The Hippocratic Corpus


The Hippocratic Corpus

For many centuries explanations for disease were based not on science, but on religion, superstition, and myth.

The Hippocratic Corpus was an early attempt to think about diseases, not as punishment from the gods, but as an imbalance of man with the environment. Although it was unsophisticated by today's standards, it was an important step forward. By considering the possibility that disease was associated with environmental factors or imbalances in diet or personal behaviors, the Corpus also opened up the possibility of intervening to prevent disease or treat it.

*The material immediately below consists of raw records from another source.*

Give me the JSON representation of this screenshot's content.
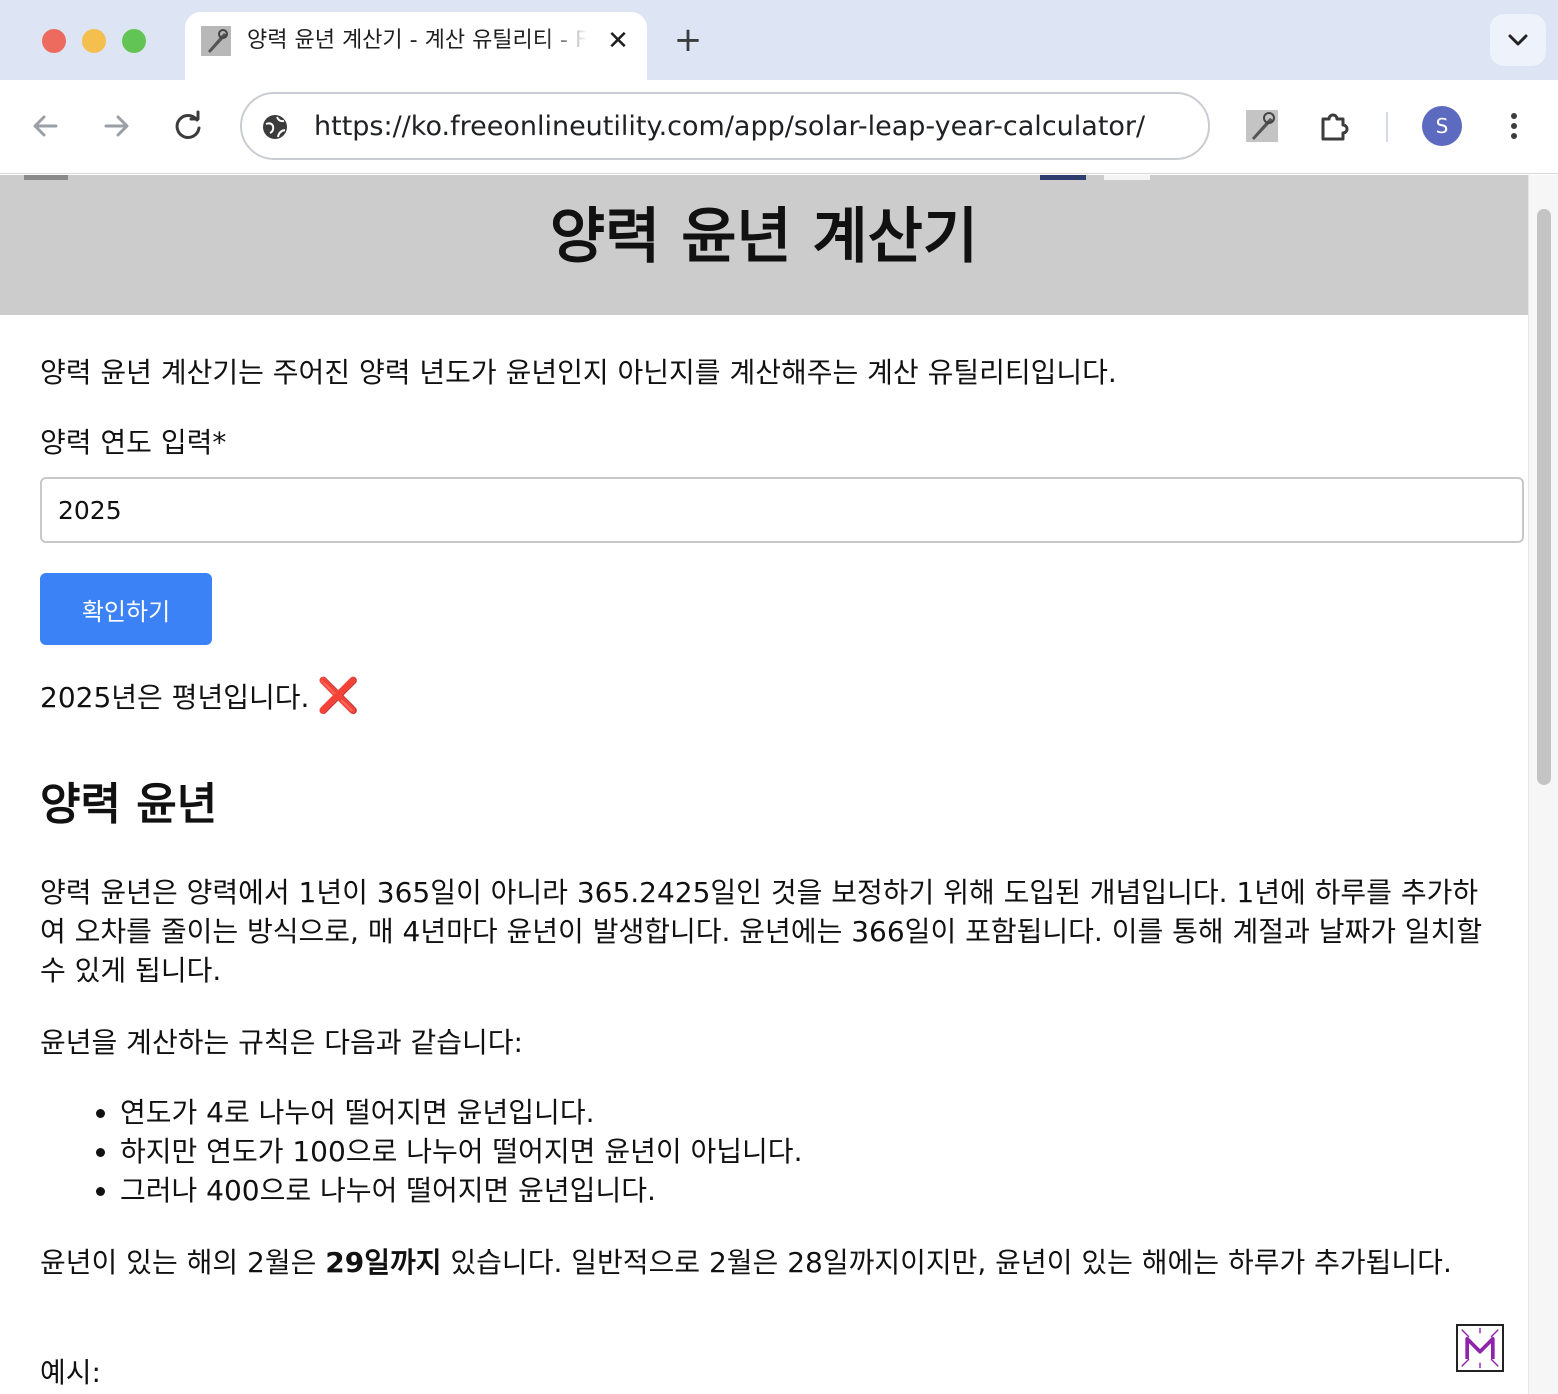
{
  "browser": {
    "tab_title": "양력 윤년 계산기 - 계산 유틸리티 - FreeOnlineUtility",
    "tab_close": "✕",
    "new_tab": "+",
    "url": "https://ko.freeonlineutility.com/app/solar-leap-year-calculator/",
    "avatar_letter": "S"
  },
  "header": {
    "title": "양력 윤년 계산기"
  },
  "main": {
    "intro": "양력 윤년 계산기는 주어진 양력 년도가 윤년인지 아닌지를 계산해주는 계산 유틸리티입니다.",
    "year_label": "양력 연도 입력*",
    "year_value": "2025",
    "check_button": "확인하기",
    "result_text": "2025년은 평년입니다.",
    "result_icon": "❌",
    "section_title": "양력 윤년",
    "paragraph1": "양력 윤년은 양력에서 1년이 365일이 아니라 365.2425일인 것을 보정하기 위해 도입된 개념입니다. 1년에 하루를 추가하여 오차를 줄이는 방식으로, 매 4년마다 윤년이 발생합니다. 윤년에는 366일이 포함됩니다. 이를 통해 계절과 날짜가 일치할 수 있게 됩니다.",
    "rules_intro": "윤년을 계산하는 규칙은 다음과 같습니다:",
    "rules": [
      "연도가 4로 나누어 떨어지면 윤년입니다.",
      "하지만 연도가 100으로 나누어 떨어지면 윤년이 아닙니다.",
      "그러나 400으로 나누어 떨어지면 윤년입니다."
    ],
    "paragraph2_before": "윤년이 있는 해의 2월은 ",
    "paragraph2_bold": "29일까지",
    "paragraph2_after": " 있습니다. 일반적으로 2월은 28일까지이지만, 윤년이 있는 해에는 하루가 추가됩니다.",
    "example_label": "예시:"
  },
  "colors": {
    "header_bg": "#cccccc",
    "button_bg": "#3b82f6",
    "result_icon": "#d9312b",
    "tabstrip_bg": "#dde4f3"
  },
  "icons": [
    "wrench-favicon-icon",
    "back-arrow-icon",
    "forward-arrow-icon",
    "reload-icon",
    "site-info-icon",
    "extension-wrench-icon",
    "puzzle-icon",
    "kebab-menu-icon",
    "chevron-down-icon",
    "m-logo-icon"
  ]
}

The Corpus looked at disease as an imbalance in natural forces or an imbalance in humours (or fluids): melancholy, phlegm, bile, and blood. Health depended on a proper balance of these humours. While crude, this concept of humours provided some sort of rationale for understanding health and disease. Greek physicians prescribed changes in diet or lifestyle and sometimes concocted drugs or performed surgery. An excess of the humour blood, for example, became the rationale for bloodletting, a practice that was followed for centuries (without any evidence of its efficacy).

Despite the contributions of the Corpus, medical and scientific progress in Europe was arrested for several centuries. The population grew, and cities became densely populated, but there was little attention to waste disposal and sanitation.These factors set the stage for endemic disease and periodic epidemics.


Those with too much blood were sanguine. Those with too much phlegm were phlegmatic. Those with too much yellow bile were choleric, and those with too much black bile were melancholic. The idea of human personality based on humors contributed to the character comedies of Menander and, later, Plautus.